Sometimes, for whatever reason, we don't take out the trash (maybe it's just not safe to do it), and we keep trying to stuff additional trash into the over-filled trash bin. We know we're going to have to take that out sooner or later, and if we've been compacting and compacting the trash (can you tell that I have some experience with this?), even when we try to empty it, some of the trash gets stuck and it's hard to get it out.
But, sometimes, we might try to add just...one...more...thing, and that causes the bin to fall over and much of the messy trash to spill out. And, then we have a huge mess on our hands that needs to be mopped up. Once we mop it up, we feel a whole lot better. The trash bin is empty, the mess is cleaned up, and everything smells good again, and there's more room to store those little bits of trash that inevitably come into our lives and need a place to go.

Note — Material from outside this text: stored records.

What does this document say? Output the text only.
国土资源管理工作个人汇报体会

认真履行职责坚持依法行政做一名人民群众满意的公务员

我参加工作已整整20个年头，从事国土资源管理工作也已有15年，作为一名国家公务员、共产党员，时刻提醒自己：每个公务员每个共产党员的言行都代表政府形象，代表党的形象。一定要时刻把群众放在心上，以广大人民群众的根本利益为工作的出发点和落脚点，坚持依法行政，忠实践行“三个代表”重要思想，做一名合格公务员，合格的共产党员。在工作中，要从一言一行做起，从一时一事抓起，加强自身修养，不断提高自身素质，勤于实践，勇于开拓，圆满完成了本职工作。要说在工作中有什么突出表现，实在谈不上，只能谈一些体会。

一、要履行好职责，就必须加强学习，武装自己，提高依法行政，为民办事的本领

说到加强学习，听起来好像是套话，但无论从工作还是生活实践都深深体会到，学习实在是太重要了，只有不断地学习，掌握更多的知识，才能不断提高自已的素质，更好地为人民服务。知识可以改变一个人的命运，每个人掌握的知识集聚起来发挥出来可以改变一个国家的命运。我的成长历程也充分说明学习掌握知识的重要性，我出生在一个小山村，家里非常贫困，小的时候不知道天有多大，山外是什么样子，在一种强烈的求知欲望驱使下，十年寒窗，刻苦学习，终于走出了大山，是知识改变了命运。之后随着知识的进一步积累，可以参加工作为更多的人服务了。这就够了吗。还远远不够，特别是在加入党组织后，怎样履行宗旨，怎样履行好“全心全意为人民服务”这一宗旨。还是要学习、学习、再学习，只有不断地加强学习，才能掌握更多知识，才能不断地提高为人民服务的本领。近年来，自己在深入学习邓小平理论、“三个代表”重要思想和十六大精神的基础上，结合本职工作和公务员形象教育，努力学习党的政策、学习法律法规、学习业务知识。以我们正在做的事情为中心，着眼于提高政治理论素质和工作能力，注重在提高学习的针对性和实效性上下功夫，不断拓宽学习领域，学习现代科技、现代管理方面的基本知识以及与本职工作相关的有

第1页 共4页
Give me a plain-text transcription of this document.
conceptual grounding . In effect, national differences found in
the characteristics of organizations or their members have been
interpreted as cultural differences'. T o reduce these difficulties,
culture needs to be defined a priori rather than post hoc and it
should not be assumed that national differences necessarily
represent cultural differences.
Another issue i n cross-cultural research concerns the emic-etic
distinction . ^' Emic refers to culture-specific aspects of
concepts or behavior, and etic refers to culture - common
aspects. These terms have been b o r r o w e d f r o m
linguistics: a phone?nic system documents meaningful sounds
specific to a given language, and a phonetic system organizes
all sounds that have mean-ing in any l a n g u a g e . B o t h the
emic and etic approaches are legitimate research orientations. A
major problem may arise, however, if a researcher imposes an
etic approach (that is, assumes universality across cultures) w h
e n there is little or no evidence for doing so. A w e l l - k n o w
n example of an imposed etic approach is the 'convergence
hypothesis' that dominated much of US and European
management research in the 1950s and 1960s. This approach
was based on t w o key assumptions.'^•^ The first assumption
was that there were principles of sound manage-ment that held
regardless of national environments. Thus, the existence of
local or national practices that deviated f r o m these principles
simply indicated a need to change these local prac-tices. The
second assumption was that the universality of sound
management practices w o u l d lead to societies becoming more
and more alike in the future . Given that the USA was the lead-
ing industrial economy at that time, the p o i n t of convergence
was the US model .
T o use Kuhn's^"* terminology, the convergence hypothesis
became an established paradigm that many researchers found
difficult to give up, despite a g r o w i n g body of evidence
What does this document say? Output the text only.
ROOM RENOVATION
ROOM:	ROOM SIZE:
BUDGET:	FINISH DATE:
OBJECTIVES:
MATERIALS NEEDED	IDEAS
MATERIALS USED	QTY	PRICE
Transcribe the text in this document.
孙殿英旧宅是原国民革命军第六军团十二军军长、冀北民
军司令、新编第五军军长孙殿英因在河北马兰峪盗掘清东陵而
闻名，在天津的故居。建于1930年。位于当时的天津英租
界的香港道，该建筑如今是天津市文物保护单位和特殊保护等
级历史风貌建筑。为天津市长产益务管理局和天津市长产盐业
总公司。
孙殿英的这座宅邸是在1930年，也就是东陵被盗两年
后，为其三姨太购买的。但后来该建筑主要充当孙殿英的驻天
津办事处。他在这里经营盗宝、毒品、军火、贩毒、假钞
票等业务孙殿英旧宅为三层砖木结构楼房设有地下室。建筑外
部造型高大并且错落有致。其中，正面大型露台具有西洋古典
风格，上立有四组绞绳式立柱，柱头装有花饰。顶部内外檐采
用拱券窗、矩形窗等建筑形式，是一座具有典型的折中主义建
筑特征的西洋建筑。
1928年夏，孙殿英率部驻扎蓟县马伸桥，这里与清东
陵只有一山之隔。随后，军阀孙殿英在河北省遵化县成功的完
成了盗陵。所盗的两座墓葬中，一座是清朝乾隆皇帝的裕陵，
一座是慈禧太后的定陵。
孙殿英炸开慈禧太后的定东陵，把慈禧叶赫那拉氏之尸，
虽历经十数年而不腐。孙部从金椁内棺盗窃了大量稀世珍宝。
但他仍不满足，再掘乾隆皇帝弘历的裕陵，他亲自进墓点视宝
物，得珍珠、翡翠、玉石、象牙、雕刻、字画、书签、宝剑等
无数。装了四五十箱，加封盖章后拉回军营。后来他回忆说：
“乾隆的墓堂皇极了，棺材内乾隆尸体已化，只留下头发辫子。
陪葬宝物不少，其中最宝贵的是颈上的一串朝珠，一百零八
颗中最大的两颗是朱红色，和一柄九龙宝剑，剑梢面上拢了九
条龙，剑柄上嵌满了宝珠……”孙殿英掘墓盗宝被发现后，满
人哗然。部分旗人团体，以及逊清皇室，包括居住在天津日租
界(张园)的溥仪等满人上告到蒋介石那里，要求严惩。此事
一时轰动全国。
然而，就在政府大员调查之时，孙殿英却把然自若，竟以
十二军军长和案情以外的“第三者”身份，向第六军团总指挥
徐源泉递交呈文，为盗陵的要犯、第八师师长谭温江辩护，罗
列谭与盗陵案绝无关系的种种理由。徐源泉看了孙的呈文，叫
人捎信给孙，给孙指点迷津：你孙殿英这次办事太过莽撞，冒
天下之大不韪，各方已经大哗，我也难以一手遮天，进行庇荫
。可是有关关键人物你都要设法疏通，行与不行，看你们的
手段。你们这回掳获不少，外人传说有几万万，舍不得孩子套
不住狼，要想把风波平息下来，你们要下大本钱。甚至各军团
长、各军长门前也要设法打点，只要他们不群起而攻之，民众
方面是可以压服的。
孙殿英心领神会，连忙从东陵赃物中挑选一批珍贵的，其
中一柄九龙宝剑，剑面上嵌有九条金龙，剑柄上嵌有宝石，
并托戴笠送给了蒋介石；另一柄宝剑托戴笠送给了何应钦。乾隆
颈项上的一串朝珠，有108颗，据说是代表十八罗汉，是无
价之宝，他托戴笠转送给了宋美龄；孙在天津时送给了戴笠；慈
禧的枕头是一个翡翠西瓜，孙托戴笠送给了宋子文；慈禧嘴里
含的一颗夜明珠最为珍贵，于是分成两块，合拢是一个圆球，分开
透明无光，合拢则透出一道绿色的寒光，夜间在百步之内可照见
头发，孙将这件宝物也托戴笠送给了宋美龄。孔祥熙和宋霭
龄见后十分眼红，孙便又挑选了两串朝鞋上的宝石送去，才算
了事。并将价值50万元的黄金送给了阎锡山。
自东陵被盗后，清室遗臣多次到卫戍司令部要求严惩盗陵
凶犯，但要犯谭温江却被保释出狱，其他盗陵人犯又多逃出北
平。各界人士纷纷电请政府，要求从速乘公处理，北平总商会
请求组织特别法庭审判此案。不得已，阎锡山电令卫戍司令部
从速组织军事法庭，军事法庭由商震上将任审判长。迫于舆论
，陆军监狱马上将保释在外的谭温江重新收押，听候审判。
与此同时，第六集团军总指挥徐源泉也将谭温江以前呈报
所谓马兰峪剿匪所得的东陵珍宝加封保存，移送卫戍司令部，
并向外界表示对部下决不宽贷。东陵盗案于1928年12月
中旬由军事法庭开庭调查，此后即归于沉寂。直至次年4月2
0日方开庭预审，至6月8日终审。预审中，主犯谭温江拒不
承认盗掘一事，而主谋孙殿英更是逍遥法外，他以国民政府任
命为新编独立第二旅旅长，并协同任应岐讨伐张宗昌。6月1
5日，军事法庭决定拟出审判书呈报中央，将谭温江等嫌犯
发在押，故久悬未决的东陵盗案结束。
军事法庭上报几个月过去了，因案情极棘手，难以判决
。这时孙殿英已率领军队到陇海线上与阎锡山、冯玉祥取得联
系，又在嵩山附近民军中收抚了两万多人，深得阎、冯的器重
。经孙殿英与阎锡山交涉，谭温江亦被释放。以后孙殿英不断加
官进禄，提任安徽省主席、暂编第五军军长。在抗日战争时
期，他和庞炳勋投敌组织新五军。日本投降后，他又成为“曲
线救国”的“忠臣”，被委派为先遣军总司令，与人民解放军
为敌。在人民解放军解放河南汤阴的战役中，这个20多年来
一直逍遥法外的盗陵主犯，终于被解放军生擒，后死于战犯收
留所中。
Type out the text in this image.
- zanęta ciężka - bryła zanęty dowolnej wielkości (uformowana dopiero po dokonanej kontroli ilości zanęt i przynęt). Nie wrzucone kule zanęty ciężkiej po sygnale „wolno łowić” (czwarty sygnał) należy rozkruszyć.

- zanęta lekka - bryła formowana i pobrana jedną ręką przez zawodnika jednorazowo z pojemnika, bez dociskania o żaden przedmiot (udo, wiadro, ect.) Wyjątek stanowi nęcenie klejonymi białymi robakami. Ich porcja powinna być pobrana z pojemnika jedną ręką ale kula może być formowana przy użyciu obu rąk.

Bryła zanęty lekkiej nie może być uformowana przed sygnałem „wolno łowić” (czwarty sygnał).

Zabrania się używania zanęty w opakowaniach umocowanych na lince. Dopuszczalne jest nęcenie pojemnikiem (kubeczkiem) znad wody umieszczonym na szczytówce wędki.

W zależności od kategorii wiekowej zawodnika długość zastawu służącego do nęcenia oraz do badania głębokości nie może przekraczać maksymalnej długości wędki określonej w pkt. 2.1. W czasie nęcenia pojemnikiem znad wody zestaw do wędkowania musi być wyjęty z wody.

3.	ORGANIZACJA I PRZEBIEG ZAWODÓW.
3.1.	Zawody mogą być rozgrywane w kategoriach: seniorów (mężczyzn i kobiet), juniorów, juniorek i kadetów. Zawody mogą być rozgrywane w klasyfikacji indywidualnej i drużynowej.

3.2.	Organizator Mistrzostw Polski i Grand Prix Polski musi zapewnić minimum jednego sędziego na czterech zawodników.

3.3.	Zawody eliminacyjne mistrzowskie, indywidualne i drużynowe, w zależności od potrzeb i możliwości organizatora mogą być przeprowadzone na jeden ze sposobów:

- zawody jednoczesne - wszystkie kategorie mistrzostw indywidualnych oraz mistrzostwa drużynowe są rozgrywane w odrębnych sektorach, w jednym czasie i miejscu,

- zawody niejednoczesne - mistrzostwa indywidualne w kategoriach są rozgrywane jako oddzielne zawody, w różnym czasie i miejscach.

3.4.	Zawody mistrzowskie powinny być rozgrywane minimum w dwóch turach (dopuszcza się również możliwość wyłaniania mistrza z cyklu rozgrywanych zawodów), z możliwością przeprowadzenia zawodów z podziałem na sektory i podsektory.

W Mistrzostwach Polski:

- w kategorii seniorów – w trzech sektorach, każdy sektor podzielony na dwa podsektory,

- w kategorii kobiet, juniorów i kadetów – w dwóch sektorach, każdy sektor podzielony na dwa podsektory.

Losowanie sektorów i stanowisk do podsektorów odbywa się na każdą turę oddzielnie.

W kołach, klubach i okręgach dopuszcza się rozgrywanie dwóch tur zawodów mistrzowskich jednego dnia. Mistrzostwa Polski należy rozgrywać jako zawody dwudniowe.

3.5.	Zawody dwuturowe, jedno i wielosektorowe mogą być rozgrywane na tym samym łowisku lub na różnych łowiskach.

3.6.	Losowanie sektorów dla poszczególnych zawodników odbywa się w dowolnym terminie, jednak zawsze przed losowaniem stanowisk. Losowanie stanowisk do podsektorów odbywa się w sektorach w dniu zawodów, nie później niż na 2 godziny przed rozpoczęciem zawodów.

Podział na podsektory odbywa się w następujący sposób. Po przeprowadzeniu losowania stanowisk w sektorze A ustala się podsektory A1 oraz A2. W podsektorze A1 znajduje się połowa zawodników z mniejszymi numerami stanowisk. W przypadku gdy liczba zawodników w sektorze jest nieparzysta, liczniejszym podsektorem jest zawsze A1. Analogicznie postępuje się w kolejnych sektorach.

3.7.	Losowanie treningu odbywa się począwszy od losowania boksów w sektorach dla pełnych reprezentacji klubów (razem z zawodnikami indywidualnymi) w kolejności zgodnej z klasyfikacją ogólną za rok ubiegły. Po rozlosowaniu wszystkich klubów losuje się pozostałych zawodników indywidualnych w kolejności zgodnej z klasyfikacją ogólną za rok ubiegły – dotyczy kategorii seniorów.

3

We do that with our unhappy feelings, too. And, tantrums are like the over-filled trash bin spilling over.
Now, sometimes a kid knows that their bin is too full and they need to empty it, but they don't quite know how. So, they will actually use a triggering event to cause the bin to spill over, because the bin is already uncomfortably full. And, highly sensitive kids have smaller bins that fill much more quickly.
My go-to for helping kids in the midst of this kind of release is to say nothing, to be comforting in actions and intention, and to make comforting sounds only...no explanations...no distractions...no trying to make things better or giving advice. That can come later. Think of this way...you can't empty the trash and stuff more trash in simultaneously.
Also, keep modeling great coping mechanisms for releasing your own anger and unhappiness. Be very transparent about your process so that your child will have someone to model after.